Preventing Low Blood Pressure
Hypotension is preventable by making changes to lifestyle and diet, for instance:
- Eating smaller amounts of carbohydrates and choosing small, healthy meals
- Staying hydrated and avoiding alcoholic drinks
- Rising slowly when sitting or lying down
- Engaging a few deep breaths before changing position
- Wearing compression stockings
If an individual has recurring fainting, dizziness, or other symptoms of low blood pressure, they should visit their doctor. Abrupt declines in blood pressure can be dangerous. It is crucial to determine why the blood pressure is dropping and treat the cause.
Monitored and controlled low blood pressure does not generally cause serious or long-term health problems, especially since physicians can treat any underlying condition. Numerous individuals learn to control hypotension with dietary and lifestyle changes.
You are welcome to leave any question, comment, concern, or any experience with low blood pressure you would like to share below.
4 thoughts on “The Facts about Low Blood Pressure”
I have high blood pressure myself -and I enjoyed your previous article about high blood pressure. But this article is now talking about low blood pressure – and I am curious to know if this can be something to be worried about whilst I am trying to manage my high blood pressure.
Many thanks for all your content -they are indeed informative.
Since you have high blood pressure, there is no need to worry about low blood pressure. Just stay on top of the high blood pressure issue by monitoring it regularly as you make the necessary changes in your diet and exercise. If it should get too low, contact your physician.
I didn’t know that low blood pressure is a bad thing until today. So what is the difference between high blood pressure and low blood pressure and which one is worse? I’m assuming it’s high blood pressure because I haven’t come across someone who complains about having low blood pressure.

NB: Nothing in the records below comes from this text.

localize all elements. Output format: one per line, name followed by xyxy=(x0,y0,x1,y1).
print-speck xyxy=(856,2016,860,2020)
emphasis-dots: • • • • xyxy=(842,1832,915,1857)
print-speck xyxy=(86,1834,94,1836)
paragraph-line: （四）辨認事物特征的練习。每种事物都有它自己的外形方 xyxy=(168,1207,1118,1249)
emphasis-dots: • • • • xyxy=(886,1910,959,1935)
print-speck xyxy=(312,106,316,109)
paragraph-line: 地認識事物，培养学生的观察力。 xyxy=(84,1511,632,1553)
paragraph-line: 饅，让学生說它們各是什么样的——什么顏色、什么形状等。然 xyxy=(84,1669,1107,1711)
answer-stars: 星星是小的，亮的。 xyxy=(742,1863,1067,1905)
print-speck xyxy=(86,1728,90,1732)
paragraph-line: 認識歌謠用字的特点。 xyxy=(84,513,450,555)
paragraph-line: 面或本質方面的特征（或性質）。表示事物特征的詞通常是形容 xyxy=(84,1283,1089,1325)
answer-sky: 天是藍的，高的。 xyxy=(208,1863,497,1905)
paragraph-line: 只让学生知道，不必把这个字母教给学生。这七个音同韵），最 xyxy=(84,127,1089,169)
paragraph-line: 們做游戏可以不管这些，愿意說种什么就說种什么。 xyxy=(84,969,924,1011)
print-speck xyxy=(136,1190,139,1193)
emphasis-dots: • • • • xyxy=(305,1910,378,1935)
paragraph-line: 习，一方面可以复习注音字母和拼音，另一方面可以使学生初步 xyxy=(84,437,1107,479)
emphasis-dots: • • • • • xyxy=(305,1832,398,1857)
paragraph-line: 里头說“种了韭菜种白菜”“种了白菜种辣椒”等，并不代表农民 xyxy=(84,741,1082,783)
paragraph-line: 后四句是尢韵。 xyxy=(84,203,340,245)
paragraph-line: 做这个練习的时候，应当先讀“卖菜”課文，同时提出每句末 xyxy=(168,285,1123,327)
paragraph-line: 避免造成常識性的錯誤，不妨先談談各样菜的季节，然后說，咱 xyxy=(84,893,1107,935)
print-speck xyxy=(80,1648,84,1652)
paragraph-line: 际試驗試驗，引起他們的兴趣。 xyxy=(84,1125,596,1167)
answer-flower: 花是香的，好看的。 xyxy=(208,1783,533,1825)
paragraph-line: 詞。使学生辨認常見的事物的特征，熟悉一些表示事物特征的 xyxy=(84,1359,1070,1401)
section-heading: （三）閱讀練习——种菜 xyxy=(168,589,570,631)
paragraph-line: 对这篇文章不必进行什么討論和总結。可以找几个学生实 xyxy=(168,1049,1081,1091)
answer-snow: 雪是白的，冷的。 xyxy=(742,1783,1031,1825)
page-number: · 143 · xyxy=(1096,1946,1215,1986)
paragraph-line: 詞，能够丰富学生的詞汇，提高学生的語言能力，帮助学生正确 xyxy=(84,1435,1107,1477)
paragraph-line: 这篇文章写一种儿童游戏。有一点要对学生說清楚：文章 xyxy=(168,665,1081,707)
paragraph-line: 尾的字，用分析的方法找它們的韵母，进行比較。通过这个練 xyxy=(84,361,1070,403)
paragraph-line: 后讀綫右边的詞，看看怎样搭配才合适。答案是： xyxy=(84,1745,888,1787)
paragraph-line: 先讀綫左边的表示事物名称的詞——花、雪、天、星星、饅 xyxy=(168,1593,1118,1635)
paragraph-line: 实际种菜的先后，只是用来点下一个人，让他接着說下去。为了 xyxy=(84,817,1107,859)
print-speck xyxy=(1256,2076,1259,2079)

Balance is the key to life. Therefore excess in any direction is a problem. As for the difference between the two: High blood pressure places too much pressure on the veins and arteries, whereas low blood pressure doesn’t place enough pressure for blood to circulate properly. However, in general, it is much better to have low blood pressure rather than high blood pressure. It may even prolong life expectancy unless it leads to symptoms such as light headedness or dizziness, fainting, nausea, or blurry vision. High blood pressure is the more common of the two.